Впрочем, алхимией маршал, несомненно, занимался. Об этом свидетельствует хотя бы то, что в замке у него несколько лет жили и работали Жан де Силле и Франческо Прелати, обнаруженное в принадлежащих ему помещениях оборудование, да и собственное признание обвиняемого, сделанное в самом начале процесса, еще до пыток и отлучения: он признался в чтении одного алхимического сочинения, разговорах на алхимические темы и постановке опытов.

Само по себе это тянуло на церковное покаяние. Но обвиняли-то его в связях с дьяволом, в убийстве детей и ужасающем разврате…

Три Жана против Жиля

Главные пункты обвинения были подсудны разным судам. Все, что касалось связи с дьяволом и прочего чернокнижничества, подлежало ведению инквизитора Бретани Жана Блуэна. Содомский грех и прочие извращения находились в юрисдикции епископального суда епископа Нантского Жана де Малеструа. Наконец, убийства подлежали сеньориальному светскому суду, находившемуся в ведении герцога Бретонского Жана V. Сочетание трех юрисдикций и трех процессуальных моделей было чрезвычайно удобным для достижения конечной цели: сеньориальный суд не мог применять пытку, а инквизитор мог, церковный суд не мог казнить раскаявшегося грешника, а светский мог казнить убийцу, независимо от раскаяния. Что и было исполнено.

Под содомским грехом в раннем Средневековье понимались любые формы сексуальности, не могущие привести к зачатию. Однако ко времени суда над маршалом (вероятно, под влиянием процесса тамплиеров) это понимание сузилось до мужеложества.

Обвинения были выдвинуты не только против маршала, но и против его подручных, якобы помогавших ему в занятиях колдовством и поставлявших ему детей. Они – кто под пыткой, кто без нее – дали необходимые показания. Помимо них были допрошены сотни свидетелей (особо интересующихся отсылаем ко второй части книги Жоржа Батая «Процесс Жиля де Рэ» (перевод И. Болдырева), Kolonna Publications, 2008, где приведены судебные протоколы, переведенные с латыни философом, писателем и переводчиком Пьером Клоссовски). Сам Жиль де Рэ поначалу категорически открещивался от связей с дьяволом, извращений и убийств, но, будучи подвергнут пытке, все признал и просил о прощении. Что, разумеется, не помешало праведным судьям приговорить его к смерти.

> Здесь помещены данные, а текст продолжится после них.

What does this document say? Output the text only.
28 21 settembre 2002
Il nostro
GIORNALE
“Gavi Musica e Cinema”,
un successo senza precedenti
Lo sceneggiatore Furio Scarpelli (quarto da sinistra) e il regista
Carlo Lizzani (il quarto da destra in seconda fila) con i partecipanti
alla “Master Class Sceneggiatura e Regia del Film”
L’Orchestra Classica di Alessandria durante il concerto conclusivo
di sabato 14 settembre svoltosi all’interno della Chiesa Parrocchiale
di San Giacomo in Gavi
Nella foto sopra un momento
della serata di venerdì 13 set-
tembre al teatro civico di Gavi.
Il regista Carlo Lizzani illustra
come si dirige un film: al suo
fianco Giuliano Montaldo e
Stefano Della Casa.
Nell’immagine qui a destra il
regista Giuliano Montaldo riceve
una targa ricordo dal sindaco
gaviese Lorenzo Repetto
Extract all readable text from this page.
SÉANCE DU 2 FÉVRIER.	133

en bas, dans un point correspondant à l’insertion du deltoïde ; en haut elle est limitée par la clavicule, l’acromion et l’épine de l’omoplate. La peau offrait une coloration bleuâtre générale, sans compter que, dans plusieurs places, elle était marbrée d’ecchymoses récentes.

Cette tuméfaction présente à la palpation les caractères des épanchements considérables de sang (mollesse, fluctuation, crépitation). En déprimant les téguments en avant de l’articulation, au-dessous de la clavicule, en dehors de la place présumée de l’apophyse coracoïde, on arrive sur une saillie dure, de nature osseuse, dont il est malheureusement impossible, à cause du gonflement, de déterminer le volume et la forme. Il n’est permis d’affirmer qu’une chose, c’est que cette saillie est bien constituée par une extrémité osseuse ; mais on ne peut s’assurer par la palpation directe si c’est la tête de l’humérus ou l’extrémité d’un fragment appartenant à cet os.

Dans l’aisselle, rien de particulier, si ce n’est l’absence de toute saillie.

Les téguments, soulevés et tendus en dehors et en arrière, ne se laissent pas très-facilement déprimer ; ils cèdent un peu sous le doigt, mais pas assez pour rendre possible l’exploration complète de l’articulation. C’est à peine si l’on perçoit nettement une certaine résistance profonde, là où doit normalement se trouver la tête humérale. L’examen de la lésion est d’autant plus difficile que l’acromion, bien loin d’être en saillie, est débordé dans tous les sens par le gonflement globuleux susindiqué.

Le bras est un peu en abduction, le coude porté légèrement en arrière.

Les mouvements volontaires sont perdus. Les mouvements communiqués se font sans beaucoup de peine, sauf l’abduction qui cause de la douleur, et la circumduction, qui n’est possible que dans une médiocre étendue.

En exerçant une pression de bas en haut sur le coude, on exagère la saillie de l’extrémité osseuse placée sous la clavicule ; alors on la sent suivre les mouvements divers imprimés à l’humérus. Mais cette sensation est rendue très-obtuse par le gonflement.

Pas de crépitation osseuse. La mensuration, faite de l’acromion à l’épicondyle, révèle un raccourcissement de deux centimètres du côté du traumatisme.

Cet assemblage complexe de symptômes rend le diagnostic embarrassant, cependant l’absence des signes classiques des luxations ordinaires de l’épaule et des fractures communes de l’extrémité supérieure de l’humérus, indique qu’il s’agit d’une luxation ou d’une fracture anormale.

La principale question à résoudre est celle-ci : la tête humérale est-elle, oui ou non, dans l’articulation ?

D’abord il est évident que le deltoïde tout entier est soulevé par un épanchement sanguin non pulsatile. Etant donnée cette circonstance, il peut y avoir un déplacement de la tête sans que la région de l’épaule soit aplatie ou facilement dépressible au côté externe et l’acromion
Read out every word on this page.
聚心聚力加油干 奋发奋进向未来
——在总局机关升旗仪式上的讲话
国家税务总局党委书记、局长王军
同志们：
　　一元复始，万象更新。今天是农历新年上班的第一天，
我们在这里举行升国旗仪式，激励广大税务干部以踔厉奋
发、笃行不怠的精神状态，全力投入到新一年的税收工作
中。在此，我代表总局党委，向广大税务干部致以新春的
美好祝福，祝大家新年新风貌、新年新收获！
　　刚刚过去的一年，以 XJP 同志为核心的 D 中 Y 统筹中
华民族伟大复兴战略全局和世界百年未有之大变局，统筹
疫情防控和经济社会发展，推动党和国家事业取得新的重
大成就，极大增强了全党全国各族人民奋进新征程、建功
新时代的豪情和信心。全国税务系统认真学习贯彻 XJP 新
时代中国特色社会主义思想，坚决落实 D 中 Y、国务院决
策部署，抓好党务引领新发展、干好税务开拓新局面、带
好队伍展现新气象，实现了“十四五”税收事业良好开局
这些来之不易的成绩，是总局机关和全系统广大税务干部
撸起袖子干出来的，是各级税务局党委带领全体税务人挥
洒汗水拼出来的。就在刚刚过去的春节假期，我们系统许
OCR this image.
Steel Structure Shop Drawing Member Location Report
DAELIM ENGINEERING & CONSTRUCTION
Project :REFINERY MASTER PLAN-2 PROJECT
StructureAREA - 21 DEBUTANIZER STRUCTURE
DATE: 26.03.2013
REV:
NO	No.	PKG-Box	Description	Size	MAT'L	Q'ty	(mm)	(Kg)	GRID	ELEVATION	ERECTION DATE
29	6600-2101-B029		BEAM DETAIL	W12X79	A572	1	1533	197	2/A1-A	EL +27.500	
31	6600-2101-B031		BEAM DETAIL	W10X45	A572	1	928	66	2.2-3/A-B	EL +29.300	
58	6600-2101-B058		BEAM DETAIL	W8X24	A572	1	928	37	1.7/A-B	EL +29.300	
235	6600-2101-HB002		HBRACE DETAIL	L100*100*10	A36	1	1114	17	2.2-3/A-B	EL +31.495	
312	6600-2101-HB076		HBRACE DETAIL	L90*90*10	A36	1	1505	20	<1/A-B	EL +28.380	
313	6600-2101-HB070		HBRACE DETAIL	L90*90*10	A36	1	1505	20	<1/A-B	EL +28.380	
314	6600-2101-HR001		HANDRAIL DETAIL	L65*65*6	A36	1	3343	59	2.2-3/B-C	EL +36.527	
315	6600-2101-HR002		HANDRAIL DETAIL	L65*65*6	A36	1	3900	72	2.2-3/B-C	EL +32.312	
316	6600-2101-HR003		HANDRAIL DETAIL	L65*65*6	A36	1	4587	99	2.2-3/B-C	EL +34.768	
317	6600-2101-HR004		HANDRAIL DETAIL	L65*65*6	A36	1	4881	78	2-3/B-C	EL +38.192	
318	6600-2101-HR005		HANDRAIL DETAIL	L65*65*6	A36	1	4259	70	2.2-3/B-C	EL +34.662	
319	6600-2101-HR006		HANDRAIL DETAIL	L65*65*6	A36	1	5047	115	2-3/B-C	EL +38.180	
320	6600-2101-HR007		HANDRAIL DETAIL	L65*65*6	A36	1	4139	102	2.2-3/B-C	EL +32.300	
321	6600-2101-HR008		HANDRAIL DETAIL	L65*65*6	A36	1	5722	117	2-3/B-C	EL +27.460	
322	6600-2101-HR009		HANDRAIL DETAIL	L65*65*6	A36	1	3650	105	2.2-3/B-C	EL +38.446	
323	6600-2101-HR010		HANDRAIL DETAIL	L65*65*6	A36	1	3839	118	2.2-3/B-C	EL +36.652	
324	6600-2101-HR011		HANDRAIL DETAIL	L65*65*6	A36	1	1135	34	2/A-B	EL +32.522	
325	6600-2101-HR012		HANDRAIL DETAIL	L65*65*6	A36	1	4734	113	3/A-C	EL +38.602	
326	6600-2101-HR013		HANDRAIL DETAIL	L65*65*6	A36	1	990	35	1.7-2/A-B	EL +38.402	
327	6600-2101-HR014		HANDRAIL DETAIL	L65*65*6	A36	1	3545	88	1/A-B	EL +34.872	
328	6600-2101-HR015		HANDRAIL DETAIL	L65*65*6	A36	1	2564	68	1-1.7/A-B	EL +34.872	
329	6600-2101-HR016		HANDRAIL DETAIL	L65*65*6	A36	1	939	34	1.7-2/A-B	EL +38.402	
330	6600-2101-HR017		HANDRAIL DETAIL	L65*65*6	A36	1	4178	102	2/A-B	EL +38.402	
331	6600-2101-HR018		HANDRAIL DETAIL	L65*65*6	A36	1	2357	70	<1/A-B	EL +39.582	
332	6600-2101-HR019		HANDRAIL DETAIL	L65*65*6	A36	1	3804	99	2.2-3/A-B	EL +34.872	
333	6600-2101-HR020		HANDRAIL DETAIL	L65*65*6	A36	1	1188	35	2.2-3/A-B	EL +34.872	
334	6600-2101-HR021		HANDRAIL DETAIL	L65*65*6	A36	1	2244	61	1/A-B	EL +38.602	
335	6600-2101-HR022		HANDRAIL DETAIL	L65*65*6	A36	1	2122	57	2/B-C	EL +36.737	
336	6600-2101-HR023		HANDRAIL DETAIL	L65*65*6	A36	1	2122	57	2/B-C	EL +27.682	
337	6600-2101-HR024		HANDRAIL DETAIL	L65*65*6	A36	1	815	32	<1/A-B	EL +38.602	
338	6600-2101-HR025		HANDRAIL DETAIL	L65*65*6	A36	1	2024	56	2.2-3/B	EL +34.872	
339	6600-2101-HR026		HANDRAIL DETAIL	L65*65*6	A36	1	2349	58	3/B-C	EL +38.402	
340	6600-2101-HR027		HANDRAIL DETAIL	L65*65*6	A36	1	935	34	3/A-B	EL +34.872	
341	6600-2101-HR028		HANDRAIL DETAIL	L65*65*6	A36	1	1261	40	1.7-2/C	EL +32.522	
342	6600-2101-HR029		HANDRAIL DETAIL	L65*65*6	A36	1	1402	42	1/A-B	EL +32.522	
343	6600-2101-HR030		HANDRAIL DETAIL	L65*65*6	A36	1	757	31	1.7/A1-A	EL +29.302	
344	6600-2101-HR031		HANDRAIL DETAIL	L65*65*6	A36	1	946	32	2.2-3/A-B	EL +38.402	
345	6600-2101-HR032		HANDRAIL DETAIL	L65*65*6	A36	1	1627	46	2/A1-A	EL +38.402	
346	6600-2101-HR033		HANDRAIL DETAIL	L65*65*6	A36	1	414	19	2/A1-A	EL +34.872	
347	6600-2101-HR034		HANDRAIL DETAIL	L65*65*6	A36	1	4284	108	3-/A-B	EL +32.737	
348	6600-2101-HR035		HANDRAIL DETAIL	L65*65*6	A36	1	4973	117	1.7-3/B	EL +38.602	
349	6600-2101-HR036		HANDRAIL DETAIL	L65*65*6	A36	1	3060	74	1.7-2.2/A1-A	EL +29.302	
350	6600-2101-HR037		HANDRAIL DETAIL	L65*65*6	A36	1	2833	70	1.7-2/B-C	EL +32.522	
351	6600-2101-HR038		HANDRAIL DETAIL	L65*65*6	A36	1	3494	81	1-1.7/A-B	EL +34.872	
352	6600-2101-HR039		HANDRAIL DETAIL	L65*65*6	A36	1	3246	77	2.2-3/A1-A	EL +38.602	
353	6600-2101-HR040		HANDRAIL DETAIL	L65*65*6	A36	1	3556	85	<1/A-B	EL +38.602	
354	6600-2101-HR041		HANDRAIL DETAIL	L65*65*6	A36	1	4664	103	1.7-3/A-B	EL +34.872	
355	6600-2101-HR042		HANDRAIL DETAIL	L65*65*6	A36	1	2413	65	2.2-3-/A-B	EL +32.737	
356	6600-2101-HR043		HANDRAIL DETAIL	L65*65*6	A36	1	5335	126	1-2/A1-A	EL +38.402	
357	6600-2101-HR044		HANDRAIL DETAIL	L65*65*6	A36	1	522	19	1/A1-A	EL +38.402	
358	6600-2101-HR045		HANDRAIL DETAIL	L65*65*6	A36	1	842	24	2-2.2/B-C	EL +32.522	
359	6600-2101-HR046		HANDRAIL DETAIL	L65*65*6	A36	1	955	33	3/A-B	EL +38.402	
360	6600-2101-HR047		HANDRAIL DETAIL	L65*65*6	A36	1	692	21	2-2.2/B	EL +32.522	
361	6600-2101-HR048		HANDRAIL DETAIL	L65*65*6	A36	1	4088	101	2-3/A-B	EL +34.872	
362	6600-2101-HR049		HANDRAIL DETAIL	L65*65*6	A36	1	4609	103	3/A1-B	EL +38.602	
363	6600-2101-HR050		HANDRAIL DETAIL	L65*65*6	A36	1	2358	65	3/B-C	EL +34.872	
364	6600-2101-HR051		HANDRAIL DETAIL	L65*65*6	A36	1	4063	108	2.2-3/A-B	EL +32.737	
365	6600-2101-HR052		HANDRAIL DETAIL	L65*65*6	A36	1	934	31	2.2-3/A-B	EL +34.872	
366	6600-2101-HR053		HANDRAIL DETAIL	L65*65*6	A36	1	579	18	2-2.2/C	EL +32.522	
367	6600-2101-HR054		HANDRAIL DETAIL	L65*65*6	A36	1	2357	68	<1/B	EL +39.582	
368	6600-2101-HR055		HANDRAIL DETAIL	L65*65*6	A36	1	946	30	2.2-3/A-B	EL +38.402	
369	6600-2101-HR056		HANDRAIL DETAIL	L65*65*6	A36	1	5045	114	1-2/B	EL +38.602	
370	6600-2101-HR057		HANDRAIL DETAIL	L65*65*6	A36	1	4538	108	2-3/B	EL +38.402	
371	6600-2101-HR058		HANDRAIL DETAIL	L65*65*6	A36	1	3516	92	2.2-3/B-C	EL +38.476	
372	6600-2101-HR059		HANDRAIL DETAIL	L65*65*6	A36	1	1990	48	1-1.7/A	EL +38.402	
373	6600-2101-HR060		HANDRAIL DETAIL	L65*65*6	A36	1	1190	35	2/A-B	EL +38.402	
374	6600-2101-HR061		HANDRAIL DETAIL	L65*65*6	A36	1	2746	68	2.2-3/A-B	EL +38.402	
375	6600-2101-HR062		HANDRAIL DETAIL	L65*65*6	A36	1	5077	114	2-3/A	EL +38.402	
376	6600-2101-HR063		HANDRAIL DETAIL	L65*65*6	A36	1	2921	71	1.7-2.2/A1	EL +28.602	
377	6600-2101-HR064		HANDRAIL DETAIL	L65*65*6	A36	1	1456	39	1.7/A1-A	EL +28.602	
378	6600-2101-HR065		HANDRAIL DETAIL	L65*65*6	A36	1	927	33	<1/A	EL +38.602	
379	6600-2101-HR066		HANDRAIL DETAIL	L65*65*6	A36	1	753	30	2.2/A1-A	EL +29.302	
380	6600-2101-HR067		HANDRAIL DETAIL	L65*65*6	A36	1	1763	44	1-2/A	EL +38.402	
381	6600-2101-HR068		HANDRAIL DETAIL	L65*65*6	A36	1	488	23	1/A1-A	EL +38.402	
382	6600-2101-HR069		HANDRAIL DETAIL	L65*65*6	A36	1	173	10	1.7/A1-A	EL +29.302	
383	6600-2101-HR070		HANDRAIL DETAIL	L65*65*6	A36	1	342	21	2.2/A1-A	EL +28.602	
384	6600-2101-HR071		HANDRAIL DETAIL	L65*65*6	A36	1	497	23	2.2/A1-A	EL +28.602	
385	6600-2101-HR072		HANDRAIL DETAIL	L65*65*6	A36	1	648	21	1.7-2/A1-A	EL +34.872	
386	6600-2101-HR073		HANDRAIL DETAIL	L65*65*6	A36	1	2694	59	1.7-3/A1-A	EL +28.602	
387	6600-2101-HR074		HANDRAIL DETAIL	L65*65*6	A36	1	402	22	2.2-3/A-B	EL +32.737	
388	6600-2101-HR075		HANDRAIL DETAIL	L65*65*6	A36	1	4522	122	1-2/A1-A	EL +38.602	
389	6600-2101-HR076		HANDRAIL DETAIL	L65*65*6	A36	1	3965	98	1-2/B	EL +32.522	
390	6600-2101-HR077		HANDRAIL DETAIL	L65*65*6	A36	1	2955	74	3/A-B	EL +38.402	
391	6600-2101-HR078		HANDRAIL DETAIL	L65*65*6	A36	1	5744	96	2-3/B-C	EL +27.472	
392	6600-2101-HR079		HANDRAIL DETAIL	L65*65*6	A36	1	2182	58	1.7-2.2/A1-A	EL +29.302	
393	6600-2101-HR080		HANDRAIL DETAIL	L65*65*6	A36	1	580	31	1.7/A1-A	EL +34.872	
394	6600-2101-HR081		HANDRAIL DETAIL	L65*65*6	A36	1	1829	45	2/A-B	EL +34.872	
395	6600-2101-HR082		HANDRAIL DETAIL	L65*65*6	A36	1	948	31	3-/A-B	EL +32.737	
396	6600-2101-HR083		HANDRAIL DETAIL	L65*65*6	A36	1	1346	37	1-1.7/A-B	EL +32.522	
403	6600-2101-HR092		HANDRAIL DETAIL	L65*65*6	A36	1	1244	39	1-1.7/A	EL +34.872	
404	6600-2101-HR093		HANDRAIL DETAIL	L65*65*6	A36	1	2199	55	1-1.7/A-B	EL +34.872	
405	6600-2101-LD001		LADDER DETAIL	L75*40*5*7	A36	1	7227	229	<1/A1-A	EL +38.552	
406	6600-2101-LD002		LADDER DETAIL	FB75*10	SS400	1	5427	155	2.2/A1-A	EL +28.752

Жиль де Рэ был казнен 26 октября 1440 года в Нанте. «И после того… опустился он на колени, сложив на груди руки и прося прощения у Господа и умоляя не судить о нем по проступкам его, а явить милосердие, коему он себя вверяет, а народу говоря, что он брат их и христианин, и прося народ сей, а также и тех из них, чьих детей он загубил, молиться за него Господу нашему, исполнившись пылкой к Нему любви, и просил у всех простить его от чистого сердца и заступиться за него перед Богом, как если бы они за себя просили. И вверяя судьбу свою в руки св. Иакова, к коему всегда имел особое расположение, а также св. Михаила, просил в сей час, когда великую надобность имеет, помочь ему облегчить душу свою и молить Бога за него, невзирая на то, что он не был им послушен, как подобало бы. Он просил также, чтобы в момент, когда душа его отлетит из тела, св. Михаил принял ее и представил пред Богом, коего молил он принять ее с милостию и не наказывать ее за провинности его».

Пять с половиной столетий спустя…

В XV веке в ходе расследования прилагались значительные усилия к тому, чтобы найти останки жертв, – ведь маршал под пыткой признался аж в восьмистах убийствах, хотя ему милостиво «скостили» до ста пятидесяти. Усилия успехом не увенчались. Тогда слуги признались, что по приказу своего господина уничтожили все следы…

Современная криминалистика скептически относится к возможности быстро и бесследно избавиться от останков полутора сотен людей. Современные археологи перерыли все, что можно, в замке Тиффож (живописные развалины замка неплохо сохранились до наших дней), но нашли только скелеты двух взрослых людей, вряд ли имеющих отношение к тем событиям.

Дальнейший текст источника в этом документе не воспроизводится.